As for me, I remain extremely satisfied with the entire experience of donating books for Sawadee's classes. As my finances permit I would certainly help again. My wife didn't get the letter but in typical Thai fashion she mai bpen rai and the thought disappeared. She has pictures that Sawadee sent of his students holding the books we sent. Recently she has been showing the pictures to friends and co-workers referring to them as children reading Off's (son's name) books. It has now been about 10 months since she lost her son and she has only recently been able to look at the pictures. They have become a treasure for her.

Well Sawadee couldn't deliver the letter but he did send something that meant a lot more. Surely you have heard the worn out saying, “A picture is worth a thousand words”. Here is proof that it is absolutely true! (posted here with Sawadee2000's permission) Let me ask you would you rather have a letter or a picture? When I look at these sweet smiling children holding “Off's books” it truly warms my heart.

Thai students

Thailand students


Last month I opened a door to a cabinet that is used infrequently and to my surprise found a small box of children's books. I thought I had sent them all. It seems that my wife had put them away and I had forgotten them. I emailed Sawadee and requested his address again so I might complete my commitment. What struck me in this endeavor is the shipping costs are much more than the cost of the books. Furthermore, it is cheaper to ship them USPS Priority Mail than snail mail and is much faster. You figure?
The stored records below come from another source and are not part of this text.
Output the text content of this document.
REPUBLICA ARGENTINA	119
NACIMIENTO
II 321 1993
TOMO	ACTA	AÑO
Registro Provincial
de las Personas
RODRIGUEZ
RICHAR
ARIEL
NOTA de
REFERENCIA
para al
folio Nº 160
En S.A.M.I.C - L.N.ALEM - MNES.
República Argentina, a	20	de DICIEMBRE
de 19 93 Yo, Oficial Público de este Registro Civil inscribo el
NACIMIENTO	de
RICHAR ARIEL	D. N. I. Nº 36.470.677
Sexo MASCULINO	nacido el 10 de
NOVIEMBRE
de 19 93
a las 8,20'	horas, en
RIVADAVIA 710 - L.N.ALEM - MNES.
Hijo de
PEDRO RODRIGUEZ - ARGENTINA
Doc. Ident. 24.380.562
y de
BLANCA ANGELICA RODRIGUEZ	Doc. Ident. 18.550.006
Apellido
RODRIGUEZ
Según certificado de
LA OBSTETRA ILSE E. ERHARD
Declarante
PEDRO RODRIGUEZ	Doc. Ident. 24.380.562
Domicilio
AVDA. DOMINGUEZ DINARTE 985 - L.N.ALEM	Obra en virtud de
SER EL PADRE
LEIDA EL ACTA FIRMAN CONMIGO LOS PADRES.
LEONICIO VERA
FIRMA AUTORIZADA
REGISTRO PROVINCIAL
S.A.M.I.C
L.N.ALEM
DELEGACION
My next donation to Sawadee's children will be made in person as my wife and I will be traveling to Thailand sometime within the next 5 to 6 months. I will contact him before we firm up travel plans to determine what he needs. When my wife goes to a temple for a few days I will venture to Lampang with something for his students. I do enjoy Thai temples, but not that much. Perhaps Sawadee will allow me to spend a few hours reading English books to his little ones.

My first reaction at Sawadee's account was shock that these school administrators would stoop so low. My next thought was why he allowed them to abuse him in such a callous way? I would have told them go ahead take your best shot, we will see who wins!!! Well Mike, maybe not so fast. As an old school, tough as nails, retired U. S. Marine Corps, NCO I cannot be intimidated by anything, period. However, caution is the greater part of valor and one needs to choose their battles with care. That said, I would have to say that I would have taken the same path as Sawadee. This is not a battle that anyone should consider. Retreat is not defeat.

When I read Sawadee's post I felt compelled to write a submission about my experience with this fine man. It's not that he needs any validation from me or anyone else but rather perhaps my words will help heal the bite just a bit.


Mike


Stickman's thoughts:

It's great to see the way readers come together like this to help each other!